Il tentativo di affrontare problematiche serie attraverso l’orrore, tipico del suddetto elevated horror, è solo accennato nel lutto di Mia e nella vicenda della madre, il cui disagio psicologico non viene contestualizzato né tantomeno approfondito. È un dettaglio importante: il trauma della protagonista è proprio ciò che innesca indirettamente il conflitto, ma trattarlo in questo modo significa ridurlo a mero espediente narrativo, a semplice motore per la storia. Forse non è un caso che il film cominci a impantanarsi proprio quando prende quella strada, smarrendo tensione nella seconda parte. Al contrario, Talk to Me dà il meglio di sé quando incrementa e fa esplodere la suspense (esemplare la possessione di Riley), o quando punta sul lato intimista: è pur sempre un horror che pone al centro i rapporti fra i personaggi, più che gli effettacci o gli spaventi facili.

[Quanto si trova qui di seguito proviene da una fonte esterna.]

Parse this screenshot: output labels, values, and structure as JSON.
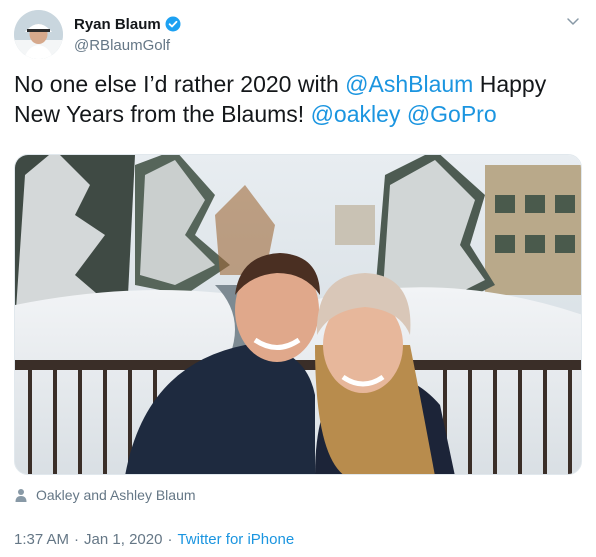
{
  "user": {
    "display_name": "Ryan Blaum",
    "handle": "@RBlaumGolf",
    "verified_icon": "verified-badge-icon",
    "caret_icon": "chevron-down-icon"
  },
  "tweet": {
    "text_part1": "No one else I’d rather 2020 with ",
    "mention1": "@AshBlaum",
    "text_part2": " Happy New Years from the Blaums! ",
    "mention2": "@oakley",
    "text_part3": " ",
    "mention3": "@GoPro"
  },
  "media": {
    "tagged_icon": "person-icon",
    "tagged_label": "Oakley and Ashley Blaum"
  },
  "meta": {
    "time": "1:37 AM",
    "separator": "·",
    "date": "Jan 1, 2020",
    "source": "Twitter for iPhone"
  },
  "colors": {
    "link": "#1b95e0",
    "secondary_text": "#657786",
    "primary_text": "#14171a",
    "verified": "#1da1f2"
  }
}
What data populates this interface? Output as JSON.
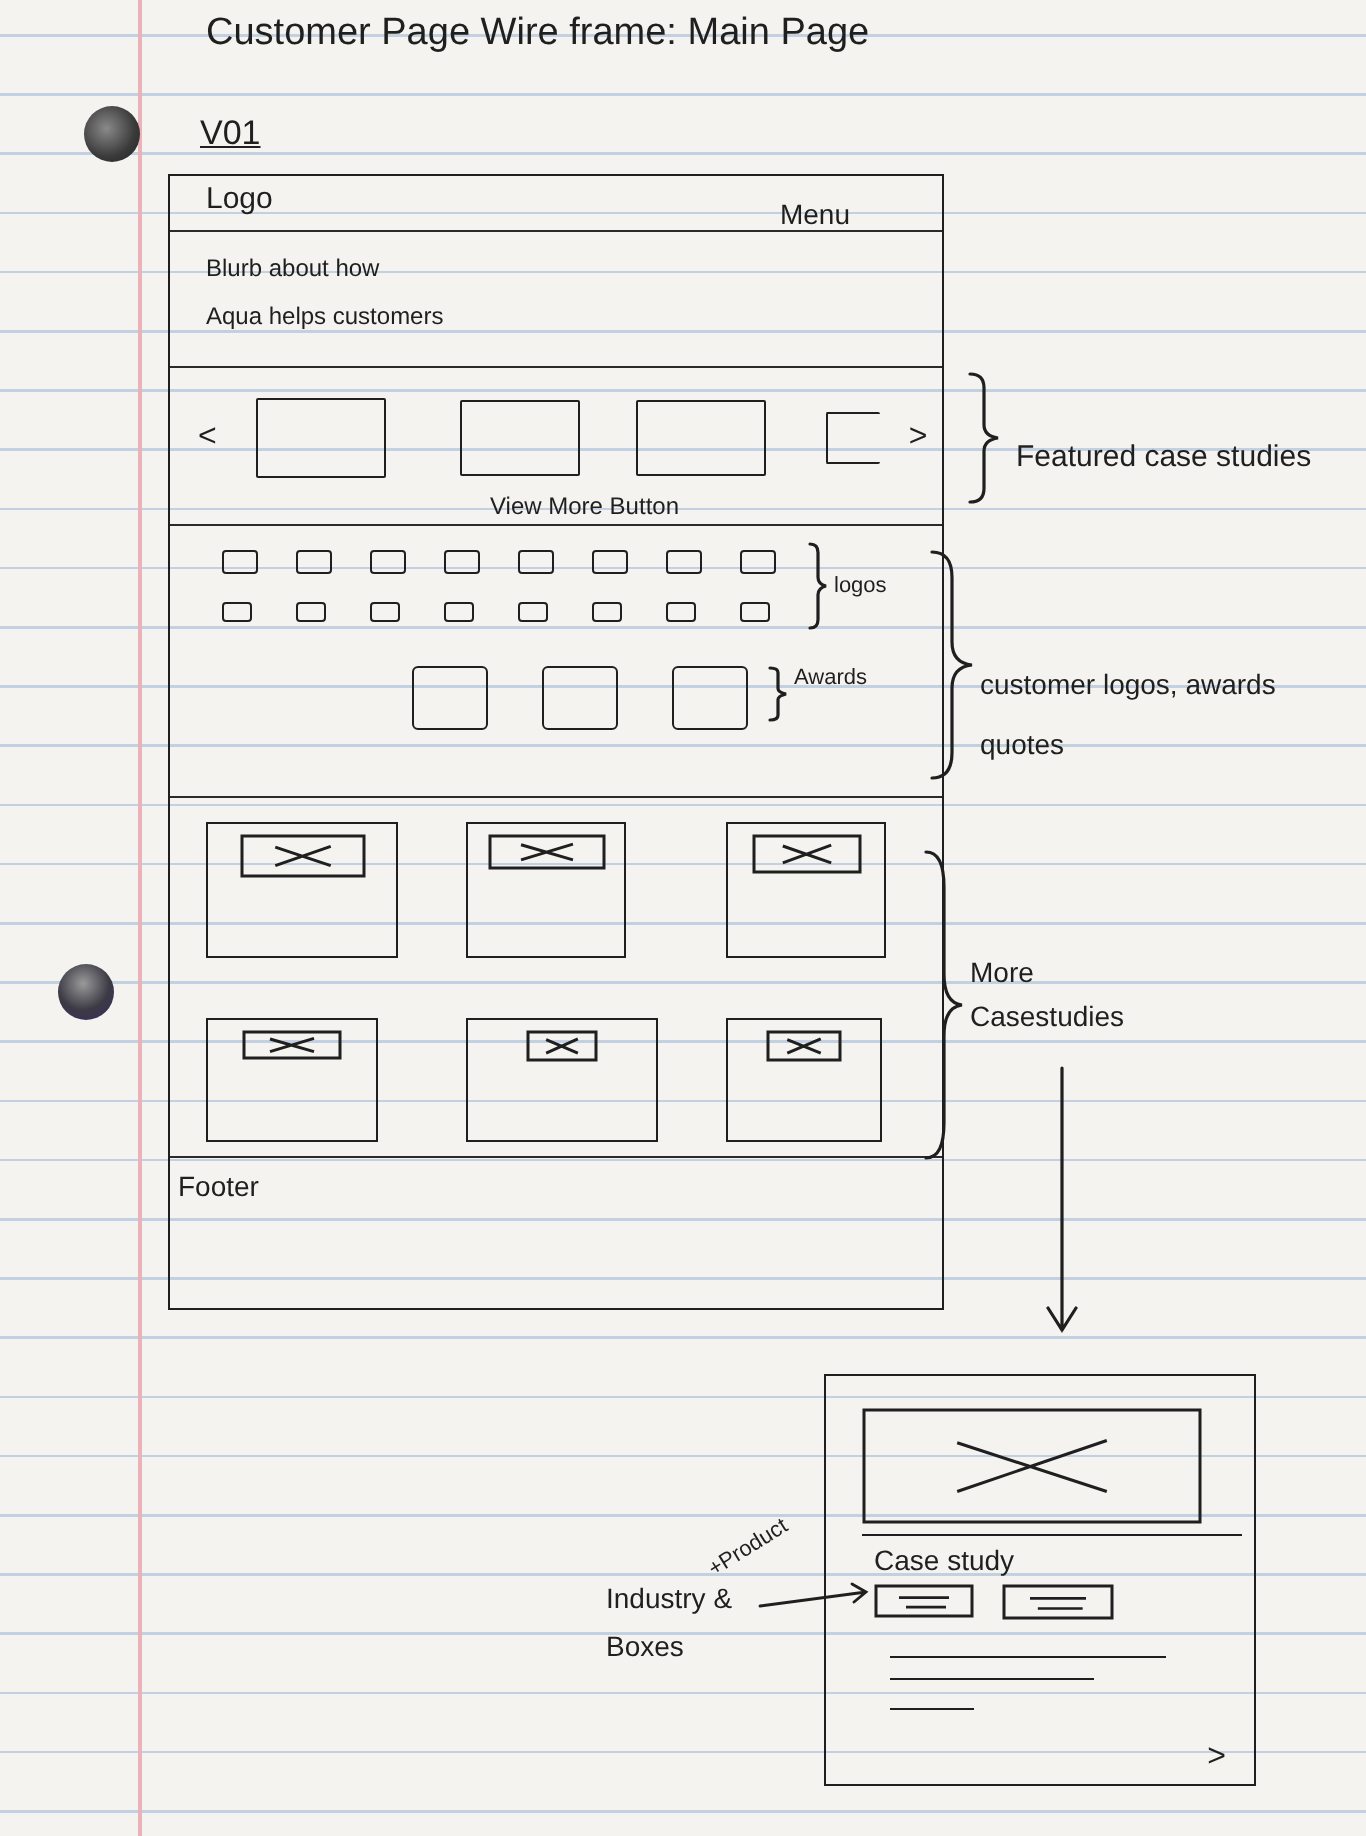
{
  "title": "Customer Page Wire frame: Main Page",
  "version": "V01",
  "wireframe": {
    "header": {
      "logo": "Logo",
      "menu": "Menu"
    },
    "blurb": [
      "Blurb about how",
      "Aqua helps customers"
    ],
    "carousel": {
      "prev": "<",
      "next": ">",
      "button_label": "View More Button"
    },
    "logos_label": "logos",
    "awards_label": "Awards",
    "footer": "Footer"
  },
  "annotations": [
    {
      "lines": [
        "Featured case studies"
      ]
    },
    {
      "lines": [
        "customer logos, awards",
        "quotes"
      ]
    },
    {
      "lines": [
        "More",
        "Casestudies"
      ]
    }
  ],
  "detail_card": {
    "heading": "Case study",
    "next": ">",
    "callout": {
      "lines": [
        "Industry &",
        "Boxes"
      ],
      "note": "+Product"
    }
  }
}
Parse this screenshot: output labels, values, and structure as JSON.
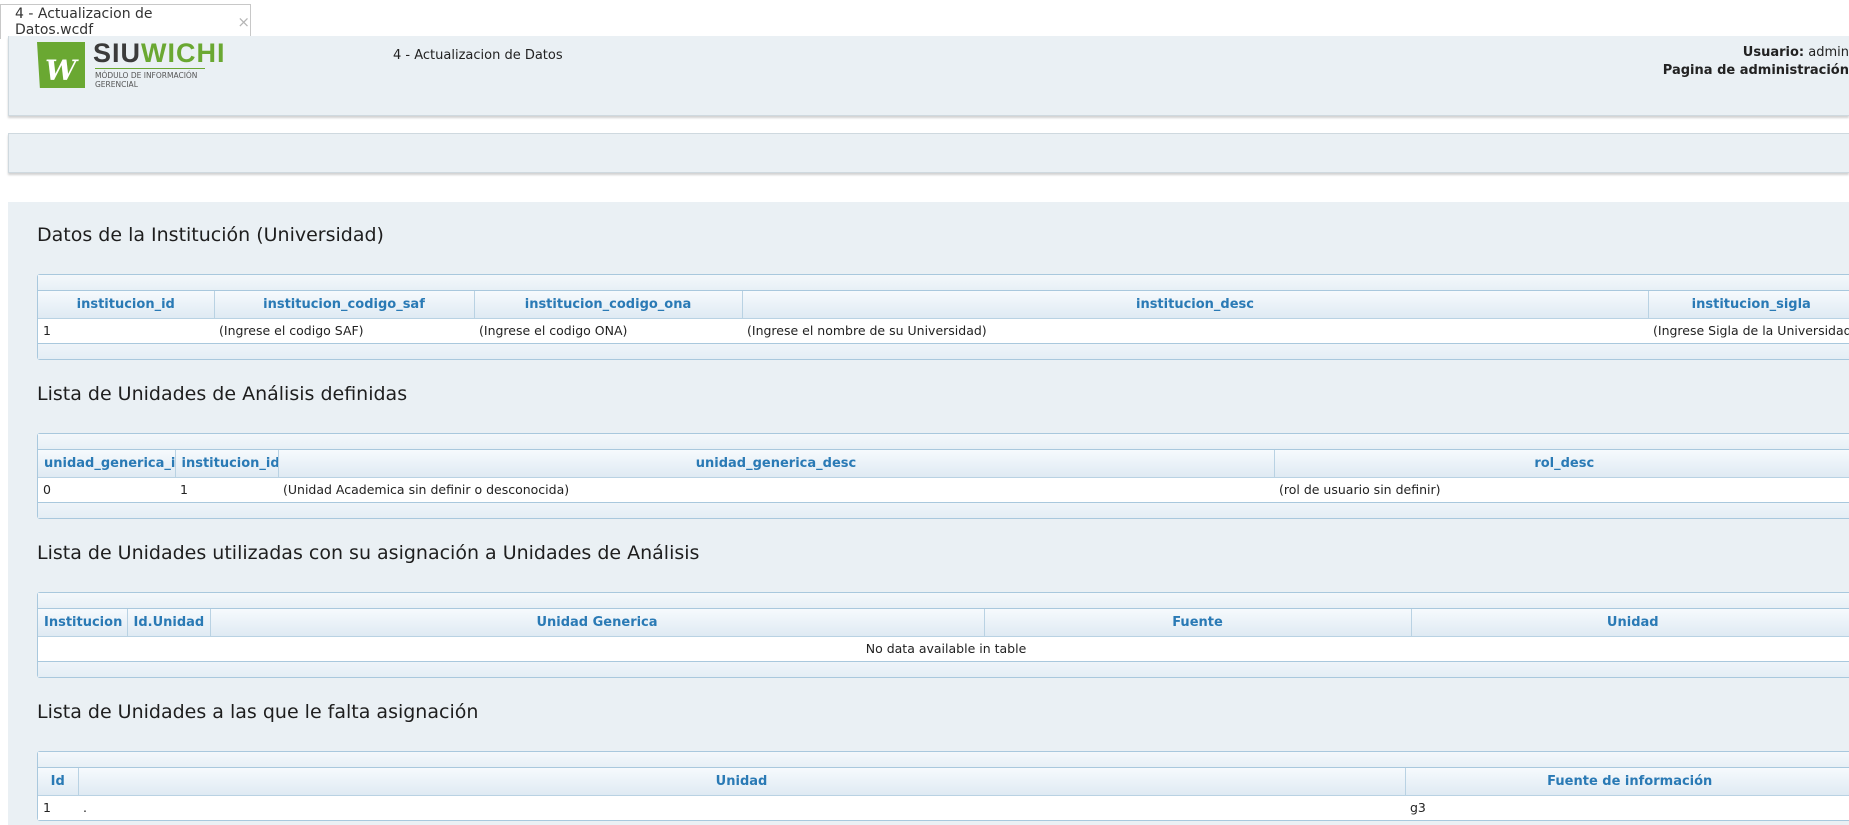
{
  "tab": {
    "title": "4 - Actualizacion de Datos.wcdf",
    "close_glyph": "×"
  },
  "header": {
    "logo": {
      "siu": "SIU",
      "wichi": "WICHI",
      "sub": "MÓDULO DE INFORMACIÓN GERENCIAL",
      "mark": "W"
    },
    "title": "4 - Actualizacion de Datos",
    "user_label": "Usuario:",
    "user_name": "admin",
    "admin_link": "Pagina de administración"
  },
  "sections": {
    "institucion": {
      "title": "Datos de la Institución (Universidad)",
      "columns": [
        "institucion_id",
        "institucion_codigo_saf",
        "institucion_codigo_ona",
        "institucion_desc",
        "institucion_sigla"
      ],
      "rows": [
        [
          "1",
          "(Ingrese el codigo SAF)",
          "(Ingrese el codigo ONA)",
          "(Ingrese el nombre de su Universidad)",
          "(Ingrese Sigla de la Universidad)"
        ]
      ]
    },
    "unidades_analisis": {
      "title": "Lista de Unidades de Análisis definidas",
      "columns": [
        "unidad_generica_id",
        "institucion_id",
        "unidad_generica_desc",
        "rol_desc"
      ],
      "rows": [
        [
          "0",
          "1",
          "(Unidad Academica sin definir o desconocida)",
          "(rol de usuario sin definir)"
        ]
      ]
    },
    "unidades_utilizadas": {
      "title": "Lista de Unidades utilizadas con su asignación a Unidades de Análisis",
      "columns": [
        "Institucion",
        "Id.Unidad",
        "Unidad Generica",
        "Fuente",
        "Unidad"
      ],
      "empty_message": "No data available in table"
    },
    "unidades_falta": {
      "title": "Lista de Unidades a las que le falta asignación",
      "columns": [
        "Id",
        "Unidad",
        "Fuente de información"
      ],
      "rows": [
        [
          "1",
          ".",
          "g3"
        ]
      ]
    }
  },
  "colors": {
    "accent": "#2a7ab5",
    "brand_green": "#6aa832",
    "panel": "#eaf0f4"
  }
}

In ogni caso, pur non riuscendo a governare l’intreccio per tutta la sua durata, i Philippou lavorano con intelligenza sulla viralità dei fenomeni adolescenziali, di cui la mano imbalsamata è un’espressione immaginaria ma emblematica. Evocare i morti si trasfigura in una droga, un modo per sballarsi con gli amici nella convivialità più sfrenata, e sono proprio le condivisioni sui social a rendere virale questo passatempo. Per una coppia divenuta celebre su YouTube, non potrebbe esserci nulla di più appropriato.